For my money – if people are discussing the issue of increasing electricity bills and not accounting for the influence of years and years of increasing the percentage of expensive wind and solar power – then they are probably not getting facts right.

I wonder how much of this “poles and wires” expenditure is to accomodate wind and solar. Remembering that our grids were built to deliver cheap, reliable, steady, coal fired electricity outwards from generators.

16 thoughts on “Deciphering the truth about our electricity system”

  1. Sinclair Davidson recently had a post
    catallaxyfiles.com/2012/08/08/gold-plated-infrastructure/
    he says the Govt should look to its own propoganda for a fix (there’s a graph – where every $100 on your electricity goes) bearing the Govt seal and Prof Davidson concludes

    it is the carbon tax and also ‘Retail, customer service and programs for energy efficiency and renewables’ that should be considered to generate cost savings – especially the programs for energy efficiency and renewables.

  2. Good point Warwick.

    SA is not listed as overspending on infrastructure, but has led(?) the way to ‘Renewables’.
    Result: highest electricity prices in Australia.
    Denmark led the european rush to wind turbines. Result: highest electricity prices in Europe.
    Spain has cut the price paid for ‘renewable’ energy to try and help economic recovery with lower electricity bills.

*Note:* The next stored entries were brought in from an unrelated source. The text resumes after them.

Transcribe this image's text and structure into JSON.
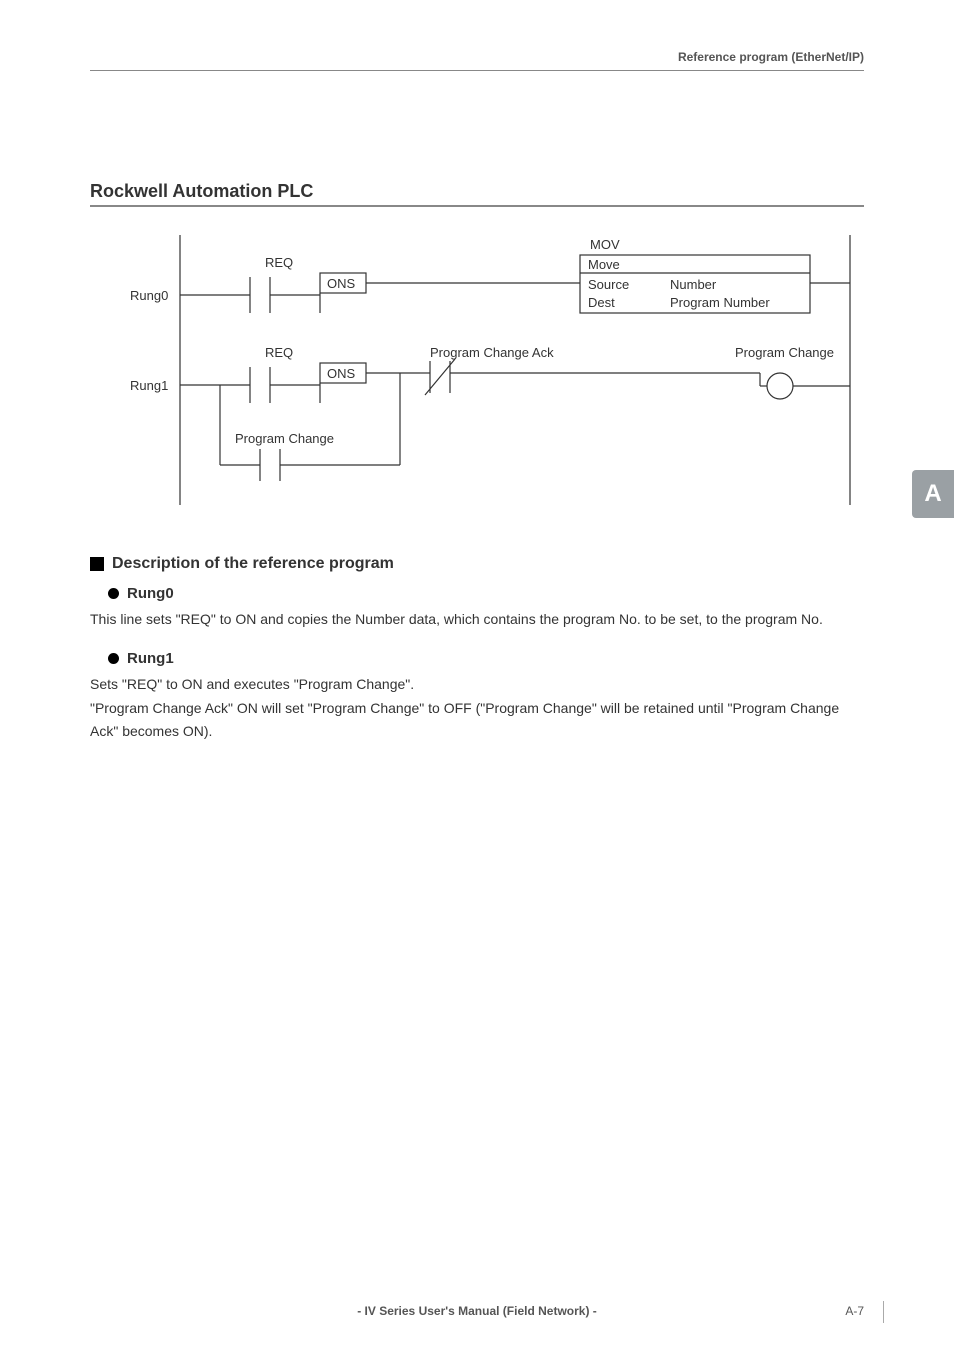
{
  "header": {
    "breadcrumb": "Reference program (EtherNet/IP)"
  },
  "section": {
    "title": "Rockwell Automation PLC"
  },
  "ladder": {
    "rung0_label": "Rung0",
    "rung1_label": "Rung1",
    "req_label": "REQ",
    "ons_label": "ONS",
    "mov_label": "MOV",
    "move_label": "Move",
    "source_label": "Source",
    "dest_label": "Dest",
    "number_label": "Number",
    "program_number_label": "Program Number",
    "program_change_ack_label": "Program Change Ack",
    "program_change_label": "Program Change",
    "program_change_contact_label": "Program Change"
  },
  "description": {
    "heading": "Description of the reference program",
    "rung0": {
      "title": "Rung0",
      "text": "This line sets \"REQ\" to ON and copies the Number data, which contains the program No. to be set, to the program No."
    },
    "rung1": {
      "title": "Rung1",
      "text": "Sets \"REQ\" to ON and executes \"Program Change\".\n\"Program Change Ack\" ON will set \"Program Change\" to OFF (\"Program Change\" will be retained until \"Program Change Ack\" becomes ON)."
    }
  },
  "sidebar": {
    "tab": "A"
  },
  "footer": {
    "center": "- IV Series User's Manual (Field Network) -",
    "page": "A-7"
  }
}
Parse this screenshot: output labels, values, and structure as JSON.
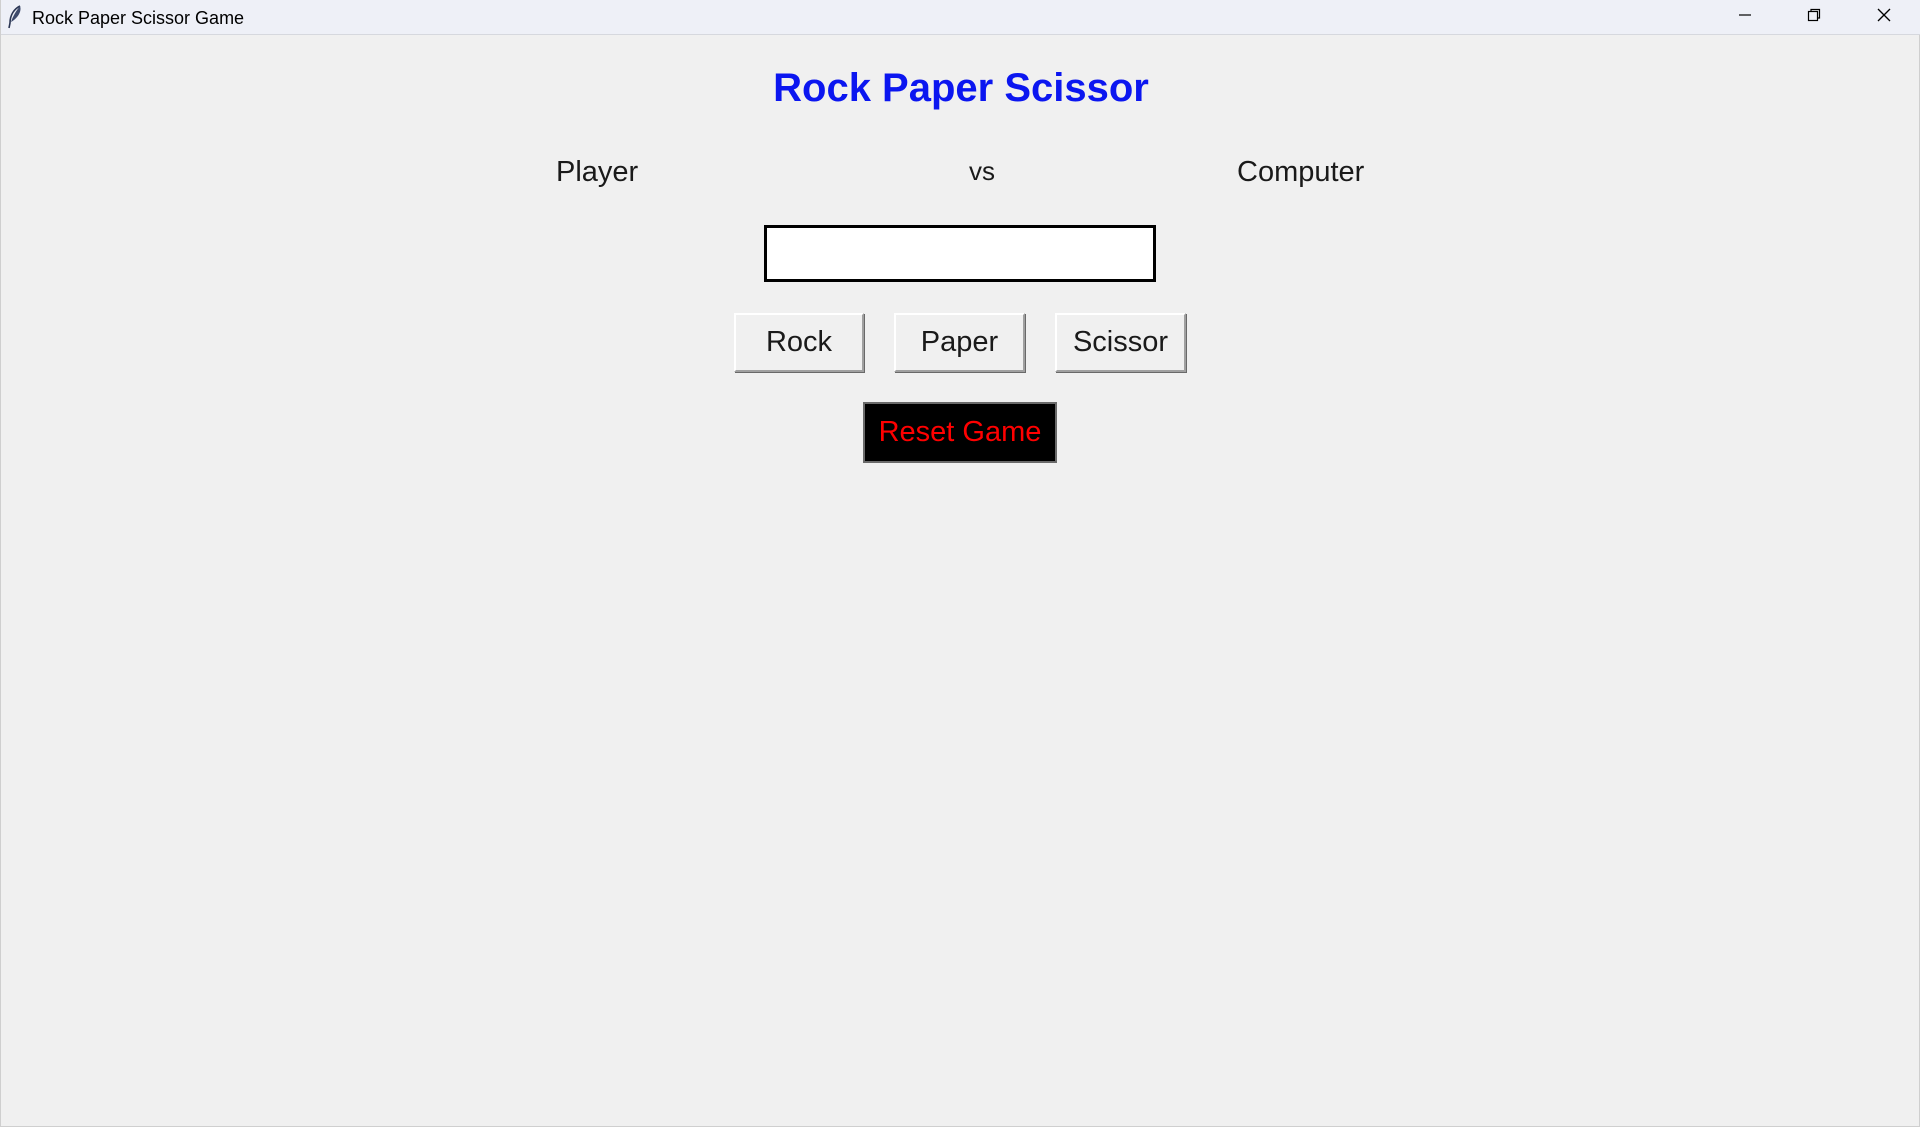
{
  "window": {
    "title": "Rock Paper Scissor Game",
    "icon": "feather-icon",
    "controls": [
      "minimize-icon",
      "restore-icon",
      "close-icon"
    ]
  },
  "app": {
    "heading": "Rock Paper Scissor",
    "player_label": "Player",
    "vs_label": "vs",
    "computer_label": "Computer",
    "result_value": "",
    "buttons": {
      "rock": "Rock",
      "paper": "Paper",
      "scissor": "Scissor",
      "reset": "Reset Game"
    }
  },
  "colors": {
    "heading": "#0b16f0",
    "reset_text": "#ff0000",
    "reset_background": "#000000",
    "window_background": "#f0f0f0"
  }
}
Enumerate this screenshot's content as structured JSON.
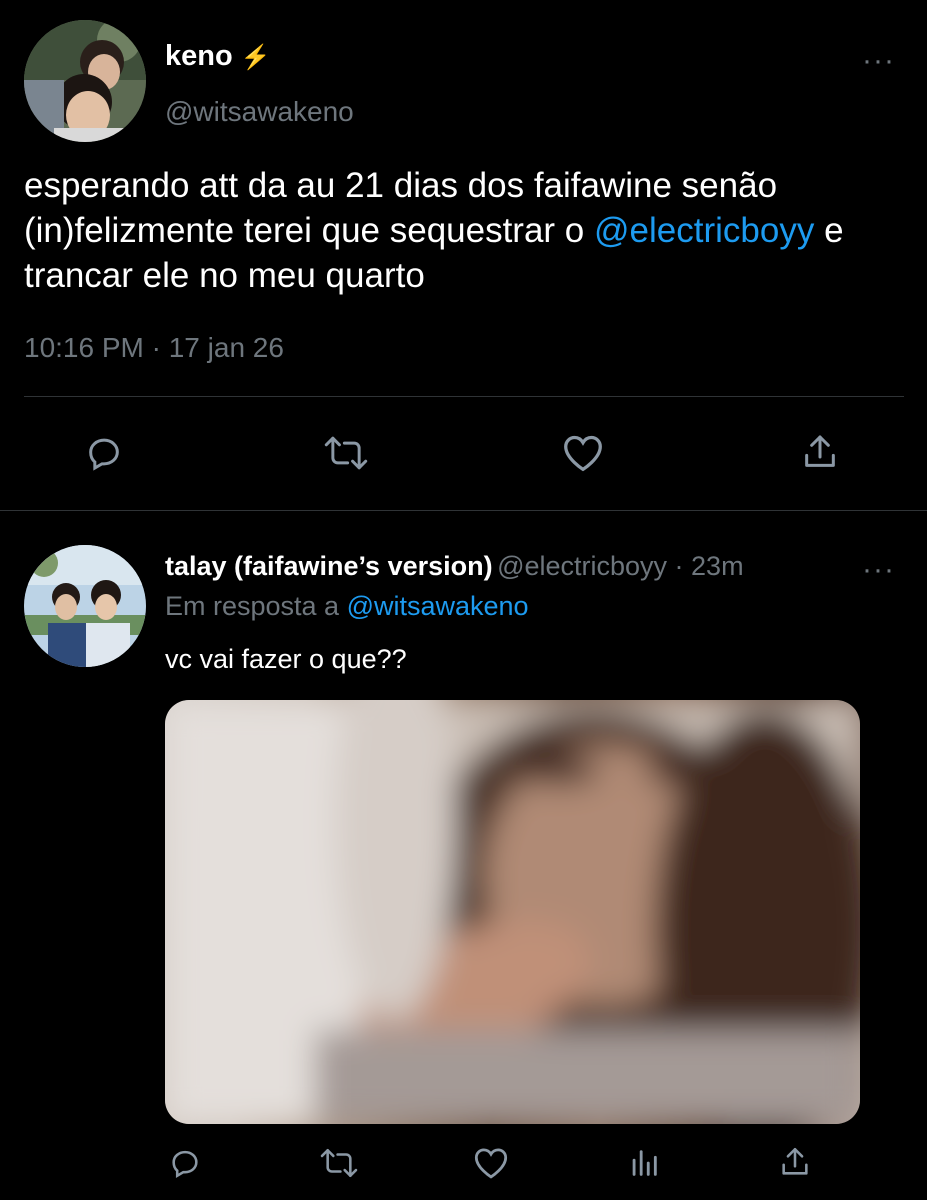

    Even the States spending big on infrastructure are in part responding to the expected impact on the national grid of increasing amounts of highly variable ‘renewables’. A large wind farm at Silverton requires connection to the grid, followed by the necessary gas fired backup.
    Coal fired stations have been neglected when money spent upgrading them would return greater emission reductions than wind turbines ever will.

    I must look up that proverb; something about “The blind leading”?

  3. Warwick, I think the biggest factor keeping the average punter from understanding the full cost of their electricity is the complex “hidden” nature of the many direct and indirect subsidies propping up wind, solar and other renewables boondoggles. Alan Moran recently identified some of these “hidden” costs:

    The carbon tax is not the only leg-up the government gives to renewables. It builds on subsidies through the renewable energy target, which now costs Australian households and businesses around $1.5 billion a year, costs which are set to double by 2020. In addition, the Commonwealth provides $3 billion a year in other taxpayer-financed green power subsidies with the new $10 billion Clean Energy Fund supplying a further trough.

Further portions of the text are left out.